I would argue that we should be aggravated by this type of behaviour on the part of the developers because it is inherently anti-consumer in nature. As much as we may love Steam, it is inarguable that they have dominance in the digital games market; you will be hard pressed to find someone who doesn’t buy their games through Steam. This is coupled with the fact that Steam has been doing an awful job of curating their own store, and while recent improvements have been made to allow users to curate for them, this doesn’t take Valve off the hook.

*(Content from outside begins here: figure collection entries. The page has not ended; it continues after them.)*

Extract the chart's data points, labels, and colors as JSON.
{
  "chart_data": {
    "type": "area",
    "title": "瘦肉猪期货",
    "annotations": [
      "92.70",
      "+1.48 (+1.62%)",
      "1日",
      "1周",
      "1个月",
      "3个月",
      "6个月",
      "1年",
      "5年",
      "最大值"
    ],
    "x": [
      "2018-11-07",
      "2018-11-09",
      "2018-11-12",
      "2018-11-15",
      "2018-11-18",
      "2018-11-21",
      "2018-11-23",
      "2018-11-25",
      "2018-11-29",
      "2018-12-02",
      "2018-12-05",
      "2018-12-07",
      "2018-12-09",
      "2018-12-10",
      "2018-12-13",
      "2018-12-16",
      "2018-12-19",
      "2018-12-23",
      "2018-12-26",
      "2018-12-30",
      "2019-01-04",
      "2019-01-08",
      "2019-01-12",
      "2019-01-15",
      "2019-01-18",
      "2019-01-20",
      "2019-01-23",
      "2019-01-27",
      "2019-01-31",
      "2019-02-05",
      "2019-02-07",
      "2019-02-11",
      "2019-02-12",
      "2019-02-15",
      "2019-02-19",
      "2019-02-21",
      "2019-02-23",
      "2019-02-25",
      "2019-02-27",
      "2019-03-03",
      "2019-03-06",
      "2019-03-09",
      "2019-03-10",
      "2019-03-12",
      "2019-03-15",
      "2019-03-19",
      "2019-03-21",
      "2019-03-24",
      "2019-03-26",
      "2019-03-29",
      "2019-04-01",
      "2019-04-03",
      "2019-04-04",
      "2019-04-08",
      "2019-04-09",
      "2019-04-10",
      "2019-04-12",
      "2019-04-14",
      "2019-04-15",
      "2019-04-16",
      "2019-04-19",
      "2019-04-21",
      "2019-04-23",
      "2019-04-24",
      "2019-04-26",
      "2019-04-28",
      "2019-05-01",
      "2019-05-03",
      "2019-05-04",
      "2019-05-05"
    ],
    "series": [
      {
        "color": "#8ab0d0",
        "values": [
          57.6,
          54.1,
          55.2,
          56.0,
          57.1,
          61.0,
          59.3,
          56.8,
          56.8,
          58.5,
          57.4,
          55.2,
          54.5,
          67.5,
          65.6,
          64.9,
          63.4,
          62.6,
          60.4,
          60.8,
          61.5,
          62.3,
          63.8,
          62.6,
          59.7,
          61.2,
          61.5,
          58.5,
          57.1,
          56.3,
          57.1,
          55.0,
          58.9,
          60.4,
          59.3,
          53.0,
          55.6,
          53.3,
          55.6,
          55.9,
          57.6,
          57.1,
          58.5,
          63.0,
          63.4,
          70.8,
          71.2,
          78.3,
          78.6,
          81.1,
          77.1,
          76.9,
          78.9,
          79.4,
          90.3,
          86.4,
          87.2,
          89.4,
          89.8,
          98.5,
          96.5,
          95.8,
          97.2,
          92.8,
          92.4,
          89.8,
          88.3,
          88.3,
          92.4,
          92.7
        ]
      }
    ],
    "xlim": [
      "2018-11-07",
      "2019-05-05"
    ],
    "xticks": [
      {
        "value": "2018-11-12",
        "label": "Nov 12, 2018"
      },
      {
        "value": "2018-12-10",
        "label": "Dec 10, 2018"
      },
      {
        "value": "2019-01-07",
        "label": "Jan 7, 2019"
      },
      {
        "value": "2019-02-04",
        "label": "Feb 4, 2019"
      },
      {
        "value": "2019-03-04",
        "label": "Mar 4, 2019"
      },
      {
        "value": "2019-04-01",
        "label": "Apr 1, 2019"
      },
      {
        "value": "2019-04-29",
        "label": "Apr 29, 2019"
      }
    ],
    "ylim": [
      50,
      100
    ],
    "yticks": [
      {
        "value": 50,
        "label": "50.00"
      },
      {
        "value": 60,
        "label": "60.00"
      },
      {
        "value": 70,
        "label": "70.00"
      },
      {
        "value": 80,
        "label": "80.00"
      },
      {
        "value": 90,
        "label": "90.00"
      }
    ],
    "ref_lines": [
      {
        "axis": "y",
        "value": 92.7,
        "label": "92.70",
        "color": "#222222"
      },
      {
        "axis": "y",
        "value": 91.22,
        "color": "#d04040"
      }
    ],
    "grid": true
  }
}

Games are continuously farted out into the online retailer: crappy mobile ports, shovelware, and a slosh of trashy independent releases that are functionally broken and unplayable.

The Slaughtering Grounds and Air Control aren’t merely early access or greenlighted games, although any game that attempts to sell itself based on misinformation is foul regardless of its release date; these are listed as finished products, demanding your money. It would be easy to brush off the issue by saying, “Well I wouldn’t buy that,” but the reality is almost nobody would buy these games if the developers didn’t go out of their way to publicly lie to your face as a consumer about their own products to try and trick you into clicking the BUY button. Moreover, these games clutter a market that is already inundated, forcing good games that deserve your attention from getting the attention they deserve.

The fact that the response of developers to receiving any negative critique demands immediate censorship of all unwanted behaviour is even more disturbing, as it works entirely against the ideas of free speech. Accepting that behaviour is a slippery slope that none of us want to see the community go down. Imagine if Twinfinite’s highly critical video on The Sims 4 was removed from YouTube because EA did not like it. The content in Yami’s video is no different from the content in Jim Sterling’s video, and you could guarantee that if the video were critiquing The Slaughtering Grounds, it would likely have received a DMCA claim as well. And believe me, if you don’t think some publishers would love to remove some of their content from videos you’ve recorded because they don’t like it, you would be sorely mistaken.

So here’s a toast to you, ImminentUprising and The Slaughtering Grounds. Welcome to the exclusive club of video game creators who refuse to acknowledge freedom of speech and freedom of expression. You will be forever recorded into the annals of history not by your creation, but by your horrible anti-consumer practices. Hopefully your consistent attempts to stifle criticism make it less possible for peers of your ilk to do the same, so that those of us who enjoy playing games can do so with even more freedom and protection than we already are already afforded, and can freely mock and criticize any game we choose if it doesn’t meet our standards as the people buying them.